The journal goes on to explain how teaching to test narrows the curriculum, especially in low- achieving schools. This forces teachers and students to focus on memorizing masses of information and isolated facts. Along with this has come the phasing out of classes like arts, foreign language, social studies and other classes that encourage higher-level thinking.

Higher test scores mean absolutely nothing if education is not preparing students to be successful citizens.

Under NCLB, in order for schools to receive funding, students must be administered a state assessment for each grade level. Though NCLB does not set the standards for each state, it has still expanded the role of federal government in public education. This happened because of annual testing, annual academic progress reports, teacher qualifications and funding changes.

NCLB has basically put the federal government’s hand where it really does not belong. Not only this, but NCLB has also managed to put diverse schools in an even more perplexing situation.  

That same journal discusses the increased likelihood of diverse schools failing to make “adequate yearly progress.” This is because diverse schools have more student demographic populations that are all expected to simultaneously meet NCLB’s mandates.

When many of these diverse schools also fall under the low-income and underprivileged categories, I question how NCLB could have ever been in favor of these demographics.

In a Georgetown Law Review, Professor Charles Lawrence explores the deeper societal implications on NCLB. It is inherently harmful to minority children.
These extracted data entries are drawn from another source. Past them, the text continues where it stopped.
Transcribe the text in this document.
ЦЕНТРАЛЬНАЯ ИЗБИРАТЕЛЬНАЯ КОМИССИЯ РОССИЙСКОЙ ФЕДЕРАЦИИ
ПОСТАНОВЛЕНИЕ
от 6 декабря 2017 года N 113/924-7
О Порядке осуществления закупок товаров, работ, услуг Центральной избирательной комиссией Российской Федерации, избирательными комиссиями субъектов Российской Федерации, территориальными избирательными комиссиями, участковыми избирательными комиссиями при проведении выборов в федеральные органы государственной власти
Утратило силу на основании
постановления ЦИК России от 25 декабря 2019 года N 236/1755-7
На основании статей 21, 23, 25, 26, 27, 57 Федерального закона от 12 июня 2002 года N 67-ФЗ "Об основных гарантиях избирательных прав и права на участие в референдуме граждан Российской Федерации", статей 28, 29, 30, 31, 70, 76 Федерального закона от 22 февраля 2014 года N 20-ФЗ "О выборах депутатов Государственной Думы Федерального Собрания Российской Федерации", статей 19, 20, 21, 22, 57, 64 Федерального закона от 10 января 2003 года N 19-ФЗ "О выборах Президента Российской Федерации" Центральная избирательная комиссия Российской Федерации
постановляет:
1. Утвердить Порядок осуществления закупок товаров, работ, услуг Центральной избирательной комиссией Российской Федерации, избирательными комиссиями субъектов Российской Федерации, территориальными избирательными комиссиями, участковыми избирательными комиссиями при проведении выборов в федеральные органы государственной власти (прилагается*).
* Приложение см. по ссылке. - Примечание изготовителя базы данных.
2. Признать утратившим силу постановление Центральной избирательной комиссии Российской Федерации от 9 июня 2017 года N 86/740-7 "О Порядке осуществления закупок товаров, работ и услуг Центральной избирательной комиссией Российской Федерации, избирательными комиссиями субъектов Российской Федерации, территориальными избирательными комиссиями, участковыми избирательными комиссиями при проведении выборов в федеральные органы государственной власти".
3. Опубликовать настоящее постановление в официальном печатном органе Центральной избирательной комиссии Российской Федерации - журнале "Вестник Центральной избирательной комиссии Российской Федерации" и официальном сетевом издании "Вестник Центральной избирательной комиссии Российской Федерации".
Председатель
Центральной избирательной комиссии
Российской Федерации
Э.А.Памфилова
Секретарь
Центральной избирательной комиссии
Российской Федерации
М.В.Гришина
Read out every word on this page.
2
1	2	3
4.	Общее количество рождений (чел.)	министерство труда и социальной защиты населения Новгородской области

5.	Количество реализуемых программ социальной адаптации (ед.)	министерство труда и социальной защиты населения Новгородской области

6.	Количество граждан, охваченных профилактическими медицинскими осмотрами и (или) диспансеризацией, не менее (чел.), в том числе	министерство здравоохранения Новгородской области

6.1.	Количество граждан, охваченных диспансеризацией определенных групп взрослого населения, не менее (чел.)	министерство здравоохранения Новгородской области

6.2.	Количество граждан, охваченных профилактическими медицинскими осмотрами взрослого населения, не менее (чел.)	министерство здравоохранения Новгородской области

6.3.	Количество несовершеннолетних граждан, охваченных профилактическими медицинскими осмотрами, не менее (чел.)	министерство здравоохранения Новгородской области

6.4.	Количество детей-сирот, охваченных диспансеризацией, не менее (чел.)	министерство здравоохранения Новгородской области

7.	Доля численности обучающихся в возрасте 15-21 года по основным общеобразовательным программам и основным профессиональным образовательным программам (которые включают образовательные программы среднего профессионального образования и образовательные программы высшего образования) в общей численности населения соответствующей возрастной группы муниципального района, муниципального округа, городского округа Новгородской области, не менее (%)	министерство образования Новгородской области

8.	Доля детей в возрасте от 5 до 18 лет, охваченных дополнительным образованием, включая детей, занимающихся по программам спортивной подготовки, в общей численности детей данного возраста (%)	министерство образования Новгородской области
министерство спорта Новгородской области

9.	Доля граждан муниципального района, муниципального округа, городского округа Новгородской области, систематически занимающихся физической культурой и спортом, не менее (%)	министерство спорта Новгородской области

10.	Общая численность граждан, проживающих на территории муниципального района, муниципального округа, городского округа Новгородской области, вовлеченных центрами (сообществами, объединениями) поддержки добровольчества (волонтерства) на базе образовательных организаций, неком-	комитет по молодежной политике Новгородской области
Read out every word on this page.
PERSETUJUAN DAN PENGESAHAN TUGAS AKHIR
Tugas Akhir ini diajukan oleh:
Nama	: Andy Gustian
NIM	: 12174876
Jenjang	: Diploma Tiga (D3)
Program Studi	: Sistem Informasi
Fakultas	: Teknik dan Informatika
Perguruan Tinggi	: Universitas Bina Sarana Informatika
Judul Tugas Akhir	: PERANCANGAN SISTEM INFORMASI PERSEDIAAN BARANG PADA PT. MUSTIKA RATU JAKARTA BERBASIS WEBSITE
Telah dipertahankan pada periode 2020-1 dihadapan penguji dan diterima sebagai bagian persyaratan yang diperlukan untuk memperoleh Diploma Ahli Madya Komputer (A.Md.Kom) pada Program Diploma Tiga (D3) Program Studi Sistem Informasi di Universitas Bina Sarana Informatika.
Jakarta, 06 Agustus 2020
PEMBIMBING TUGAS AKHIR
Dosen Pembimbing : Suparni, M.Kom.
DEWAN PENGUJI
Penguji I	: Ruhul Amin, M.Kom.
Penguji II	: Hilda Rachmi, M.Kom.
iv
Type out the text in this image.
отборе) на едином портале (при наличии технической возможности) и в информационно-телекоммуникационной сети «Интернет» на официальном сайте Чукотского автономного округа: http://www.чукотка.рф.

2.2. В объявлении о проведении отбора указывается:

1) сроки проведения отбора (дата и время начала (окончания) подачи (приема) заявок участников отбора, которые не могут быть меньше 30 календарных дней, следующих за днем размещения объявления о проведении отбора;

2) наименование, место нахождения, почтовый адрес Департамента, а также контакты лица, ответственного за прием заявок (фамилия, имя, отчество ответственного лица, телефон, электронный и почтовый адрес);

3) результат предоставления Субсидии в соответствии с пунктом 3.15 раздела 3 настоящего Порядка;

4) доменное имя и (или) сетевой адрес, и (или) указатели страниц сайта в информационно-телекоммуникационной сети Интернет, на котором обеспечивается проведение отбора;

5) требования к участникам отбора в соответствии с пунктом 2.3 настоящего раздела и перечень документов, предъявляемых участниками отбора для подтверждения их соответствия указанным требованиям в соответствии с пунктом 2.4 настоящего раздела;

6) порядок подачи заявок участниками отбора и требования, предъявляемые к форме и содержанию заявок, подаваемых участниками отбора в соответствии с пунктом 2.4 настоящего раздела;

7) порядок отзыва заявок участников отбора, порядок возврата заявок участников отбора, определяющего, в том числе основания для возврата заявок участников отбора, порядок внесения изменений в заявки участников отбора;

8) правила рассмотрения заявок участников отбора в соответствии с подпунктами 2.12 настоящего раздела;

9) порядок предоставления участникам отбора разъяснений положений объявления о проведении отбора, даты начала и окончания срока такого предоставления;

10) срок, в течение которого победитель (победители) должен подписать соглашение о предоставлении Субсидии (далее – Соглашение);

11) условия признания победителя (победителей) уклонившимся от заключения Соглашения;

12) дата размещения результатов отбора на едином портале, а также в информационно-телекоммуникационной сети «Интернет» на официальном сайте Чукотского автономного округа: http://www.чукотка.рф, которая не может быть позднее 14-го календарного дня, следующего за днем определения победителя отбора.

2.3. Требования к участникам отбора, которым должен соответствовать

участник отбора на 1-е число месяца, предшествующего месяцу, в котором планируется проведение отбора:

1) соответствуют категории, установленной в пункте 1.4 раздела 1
“For while the act applies to all public schools, its most important provisions focus on the segregated schools attended by poor black and brown children and on the persistent achievement gap between these children and their white and Asian peers,” Lawrence stated.

Lawrence goes on to explain that under NCLB, when African-American and Latino children complete the fourth grade, they are two years behind the white and Asian students, according to nationally standardized tests.

When they make it to the eighth grade, they are three years behind, and as they reach the 12th grade, they are performing at the same levels as eighth grade white and Asian students.

NCLB does not help these students. It allows them to fall through the cracks and slip through the education system.

In a country where minority students are already at a systemic disadvantage, we cannot allow acts such as NCLB to further hinder them. The goal of education should be to expand the mind, encourage higher-level thinking and equip students with the tools to be successful people.

States and districts alike need to work and cooperate with their elected officials to repeal the inherently harmful NCLB and work toward a system of education that is beneficial for all students.